Life in prison is hard. Coming back home shouldn’t be harder.
More than 600,000 people are released from prison every year, which means that many people will be transitioning home from a place where trauma, stress, and other hardships are commonplace. Reentry, as this transitional period is called, comes with huge barriers to housing, employment, and our well-being. We know this because we’ve experienced these hardships ourselves—include the anxiety of knowing that any misstep during this period could have landed us back in prison.
Of the more than 500 reentry facilities in the United States today, most operate under rules that mirror the prison environment, with punishment for minor infractions, abstinence-only policies that do not work, and the constant threat of being sent back to prison. This approach hasn’t worked.

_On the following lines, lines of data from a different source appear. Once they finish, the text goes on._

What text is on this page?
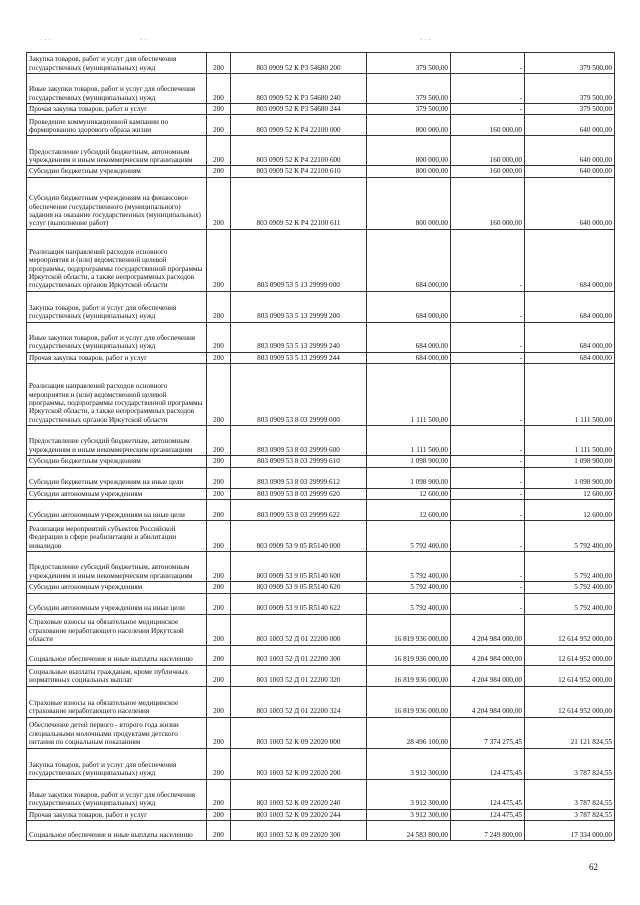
· · ·	· ·	· · ·
Закупка товаров, работ и услуг для обеспечения государственных (муниципальных) нужд	200	803 0909 52 К Р3 54680 200	379 500,00	-	379 500,00
Иные закупки товаров, работ и услуг для обеспечения государственных (муниципальных) нужд	200	803 0909 52 К Р3 54680 240	379 500,00	-	379 500,00
Прочая закупка товаров, работ и услуг	200	803 0909 52 К Р3 54680 244	379 500,00	-	379 500,00
Проведение коммуникационной кампании по формированию здорового образа жизни	200	803 0909 52 К Р4 22100 000	800 000,00	160 000,00	640 000,00
Предоставление субсидий бюджетным, автономным учреждениям и иным некоммерческим организациям	200	803 0909 52 К Р4 22100 600	800 000,00	160 000,00	640 000,00
Субсидии бюджетным учреждениям	200	803 0909 52 К Р4 22100 610	800 000,00	160 000,00	640 000,00
Субсидии бюджетным учреждениям на финансовое обеспечение государственного (муниципального) задания на оказание государственных (муниципальных) услуг (выполнение работ)	200	803 0909 52 К Р4 22100 611	800 000,00	160 000,00	640 000,00
Реализация направлений расходов основного мероприятия и (или) ведомственной целевой программы, подпрограммы государственной программы Иркутской области, а также непрограммных расходов государственных органов Иркутской области	200	803 0909 53 5 13 29999 000	684 000,00	-	684 000,00
Закупка товаров, работ и услуг для обеспечения государственных (муниципальных) нужд	200	803 0909 53 5 13 29999 200	684 000,00	-	684 000,00
Иные закупки товаров, работ и услуг для обеспечения государственных (муниципальных) нужд	200	803 0909 53 5 13 29999 240	684 000,00	-	684 000,00
Прочая закупка товаров, работ и услуг	200	803 0909 53 5 13 29999 244	684 000,00	-	684 000,00
Реализация направлений расходов основного мероприятия и (или) ведомственной целевой программы, подпрограммы государственной программы Иркутской области, а также непрограммных расходов государственных органов Иркутской области	200	803 0909 53 8 03 29999 000	1 111 500,00	-	1 111 500,00
Предоставление субсидий бюджетным, автономным учреждениям и иным некоммерческим организациям	200	803 0909 53 8 03 29999 600	1 111 500,00	-	1 111 500,00
Субсидии бюджетным учреждениям	200	803 0909 53 8 03 29999 610	1 098 900,00	-	1 098 900,00
Субсидии бюджетным учреждениям на иные цели	200	803 0909 53 8 03 29999 612	1 098 900,00	-	1 098 900,00
Субсидии автономным учреждениям	200	803 0909 53 8 03 29999 620	12 600,00	-	12 600,00
Субсидии автономным учреждениям на иные цели	200	803 0909 53 8 03 29999 622	12 600,00	-	12 600,00
Реализация мероприятий субъектов Российской Федерации в сфере реабилитации и абилитации инвалидов	200	803 0909 53 9 05 R5140 000	5 792 400,00	-	5 792 400,00
Предоставление субсидий бюджетным, автономным учреждениям и иным некоммерческим организациям	200	803 0909 53 9 05 R5140 600	5 792 400,00	-	5 792 400,00
Субсидии автономным учреждениям	200	803 0909 53 9 05 R5140 620	5 792 400,00	-	5 792 400,00
Субсидии автономным учреждениям на иные цели	200	803 0909 53 9 05 R5140 622	5 792 400,00	-	5 792 400,00
Страховые взносы на обязательное медицинское страхование неработающего населения Иркутской области	200	803 1003 52 Д 01 22200 000	16 819 936 000,00	4 204 984 000,00	12 614 952 000,00
Социальное обеспечение и иные выплаты населению	200	803 1003 52 Д 01 22200 300	16 819 936 000,00	4 204 984 000,00	12 614 952 000,00
Социальные выплаты гражданам, кроме публичных нормативных социальных выплат	200	803 1003 52 Д 01 22200 320	16 819 936 000,00	4 204 984 000,00	12 614 952 000,00
Страховые взносы на обязательное медицинское страхование неработающего населения	200	803 1003 52 Д 01 22200 324	16 819 936 000,00	4 204 984 000,00	12 614 952 000,00
Обеспечение детей первого - второго года жизни специальными молочными продуктами детского питания по социальным показаниям	200	803 1003 52 К 09 22020 000	28 496 100,00	7 374 275,45	21 121 824,55
Закупка товаров, работ и услуг для обеспечения государственных (муниципальных) нужд	200	803 1003 52 К 09 22020 200	3 912 300,00	124 475,45	3 787 824,55
Иные закупки товаров, работ и услуг для обеспечения государственных (муниципальных) нужд	200	803 1003 52 К 09 22020 240	3 912 300,00	124 475,45	3 787 824,55
Прочая закупка товаров, работ и услуг	200	803 1003 52 К 09 22020 244	3 912 300,00	124 475,45	3 787 824,55
Социальное обеспечение и иные выплаты населению	200	803 1003 52 К 09 22020 300	24 583 800,00	7 249 800,00	17 334 000,00
62
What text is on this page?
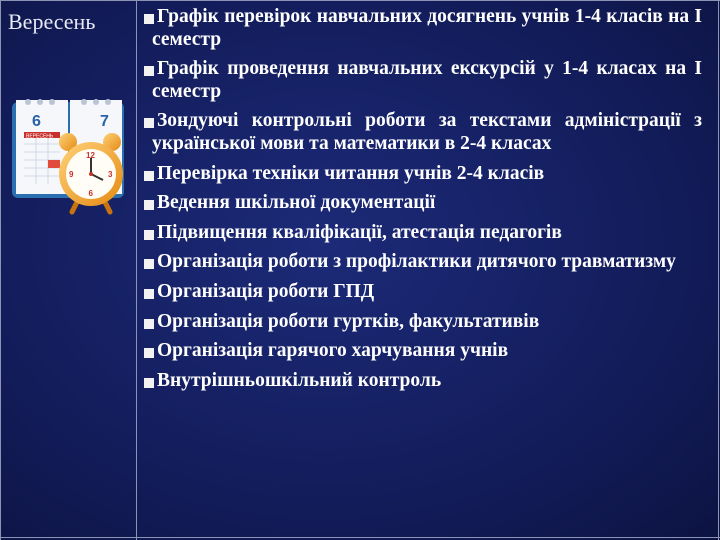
Вересень
6	7
ВЕРЕСЕНЬ
12
3
6
9
Графік перевірок навчальних досягнень учнів 1-4 класів на І семестр
Графік проведення навчальних екскурсій у 1-4 класах на І семестр
Зондуючі контрольні роботи за текстами адміністрації з української мови та математики в 2-4 класах
Перевірка техніки читання учнів 2-4 класів
Ведення шкільної документації
Підвищення кваліфікації, атестація педагогів
Організація роботи з профілактики дитячого травматизму
Організація роботи ГПД
Організація роботи гуртків, факультативів
Організація гарячого харчування учнів
Внутрішньошкільний контроль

Effective reentry requires that a person be in an environment that is supportive (not stressful), caring (not traumatizing), and where basic needs are met (not deprived). Current reentry housing programs deprioritize these basic human needs in favor of control and authority, and thereby perpetuate cycles of trauma and reincarceration over the long run.
The time is ripe for private and public funders to partner with community-based practitioners and leaders to break these cycles. By enacting a new standard of reentry, we can achieve lasting success. We at The Ahimsa Collective are practitioners of community-based, resident-centered reentry housing and care, and we are formerly incarcerated people with personal experience with these systems. In the San Francisco Bay Area, we run numerous reentry programs, including reentry housing. The aim of this Inquest feature is to share our core values and principles that we have developed over years of personal and professional experience.
When system-impacted people have access to safe housing, material necessities, and a supportive community, they then have the ability to heal, thrive, and build healthy relationships. If the reentry housing across the country were to follow what we like to call a “people-first reentry model,” then many thousands fewer people would return to prison each year, and would instead be on a path to success, agency, human dignity, and connection.